Ed stepped on to the bottom rung of her stepladder and tried to gently move her down, but she did not budge.

“Look, I’ll tell you what I’ll do,” she continued, carefully unbuckling the belt which attached her to the stepladder. “I’ll come down, if you help me with the rest of the signs. It is a crime after all.”

With Ed’s support, she slowly backed down to the pavement. By now a group of onlookers had appeared, highly amused at this entertaining start to their gloomy winter working day.

Ed was used to drunks of all varieties, usually students, beggars, or tourists, getting up to all sorts of tricks, but sober, respectably-dressed old ladies brandishing gaffer tape, was a different matter. This had not come into his Community Police training.

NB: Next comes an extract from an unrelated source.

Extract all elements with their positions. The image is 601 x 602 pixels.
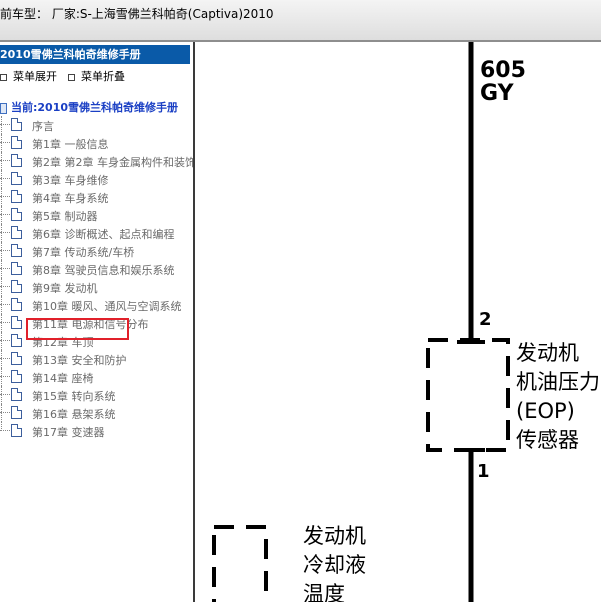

“I don’t quite understand, madam.”

“Good grief, what has education come to? Look! Can’t you see the shop is called BED’S – with an apostrophe. It’s a simple plural. One bed – B-E-D; more than one bed – B-E-D-S. No apostrophe! We need to cover up all the apostrophes outside and then when the shop opens, we can go inside and alter all their signs. It’s quite simple.”

“I don’t think the shop manager would like that, madam.”

“Well, I don’t like his incorrect shop and as I am the correct one, I have the right to change it. In the meantime, you can take my name down in your notebook. It’s Amy Ziemniak. Z-I-E-M-N-I-A-K.” She paused. “Why are you on your phone?”

“It’s more than a phone, Mrs Zem… madam. I can note down all sorts on here. Perhaps you could spell your name again.”